Alternatively, there was ample time to send more night-capable bombers to the carriers from the United States. After all, 30 Air Force aerial tankers were sent to Britain from bases in the US to make the Air Force mission against Libya possible.
The other explanation for using bombers from Britain is that we wanted deliberately to involve at least one European ally. If that's the reason, we ought to be ashamed of duping our closest ally into believing such support was essential to the mission. And such a questionable political objective hardly warrants placing either American or Libyan lives at greater risk than necessary.

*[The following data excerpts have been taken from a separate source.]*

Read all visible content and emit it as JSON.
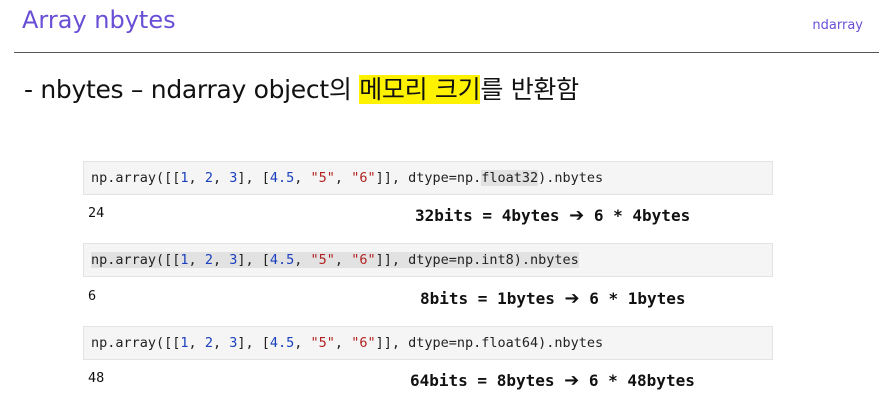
{
  "header": {
    "title": "Array nbytes",
    "tag": "ndarray"
  },
  "headline": {
    "prefix": "- nbytes – ndarray object의 ",
    "highlight": "메모리 크기",
    "suffix": "를 반환함"
  },
  "cells": [
    {
      "code": {
        "p1": "np.array([[",
        "n1": "1",
        "s1": ", ",
        "n2": "2",
        "s2": ", ",
        "n3": "3",
        "s3": "], [",
        "n4": "4.5",
        "s4": ", ",
        "str1": "\"5\"",
        "s5": ", ",
        "str2": "\"6\"",
        "s6": "]], dtype=np.",
        "dtype": "float32",
        "tail": ").nbytes"
      },
      "output": "24",
      "note": {
        "lhs": "32bits = 4bytes",
        "arrow": "➔",
        "rhs": "6 * 4bytes"
      }
    },
    {
      "code": {
        "p1": "np.array([[",
        "n1": "1",
        "s1": ", ",
        "n2": "2",
        "s2": ", ",
        "n3": "3",
        "s3": "], [",
        "n4": "4.5",
        "s4": ", ",
        "str1": "\"5\"",
        "s5": ", ",
        "str2": "\"6\"",
        "s6": "]], dtype=np.",
        "dtype": "int8",
        "tail": ").nbytes"
      },
      "output": "6",
      "note": {
        "lhs": "8bits = 1bytes",
        "arrow": "➔",
        "rhs": "6 * 1bytes"
      }
    },
    {
      "code": {
        "p1": "np.array([[",
        "n1": "1",
        "s1": ", ",
        "n2": "2",
        "s2": ", ",
        "n3": "3",
        "s3": "], [",
        "n4": "4.5",
        "s4": ", ",
        "str1": "\"5\"",
        "s5": ", ",
        "str2": "\"6\"",
        "s6": "]], dtype=np.",
        "dtype": "float64",
        "tail": ").nbytes"
      },
      "output": "48",
      "note": {
        "lhs": "64bits = 8bytes",
        "arrow": "➔",
        "rhs": "6 * 48bytes"
      }
    }
  ]
}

What does this tell us? First, that our military command system needs changing. Permitting the Air Force to insert itself, as happened, at an avoidable cost in operational effectiveness and safety of life is inexcusable. And this is hardly the first time we have seen this: Witness the Grenada invasion, in which all of the military services found a reason to be included in a simple operation against fewer than 1,000 Cubans. The Congress is considering legislation that would enlarge the authority of the chairman of the Joint Chiefs of Staff and enable him to offer the president his own advice, rather than just that of the committee he heads. We need such legislation urgently.
Beyond that, the Pentagon should recognize that these kinds of shenanigans may well distort public and congressional response to their programs. We do, for instance, need aircraft carriers for operations outside the reach of land-based air power. But if it appears that two large carriers, costing some $3.5 billion each, cannot handle as few targets as we hit in Libya and against a country that is only a second-rate military power, will the public and the Congress support our Navy and its carriers? This rampant parochialism of the Pentagon, then, can be costly not only in lives and effectiveness today, but in decisions for tomorrow.
Stansfield Turner, author of ``Secrecy and Democracy -- the CIA in Transition,'' was director of central intelligence from 1977 to 1981.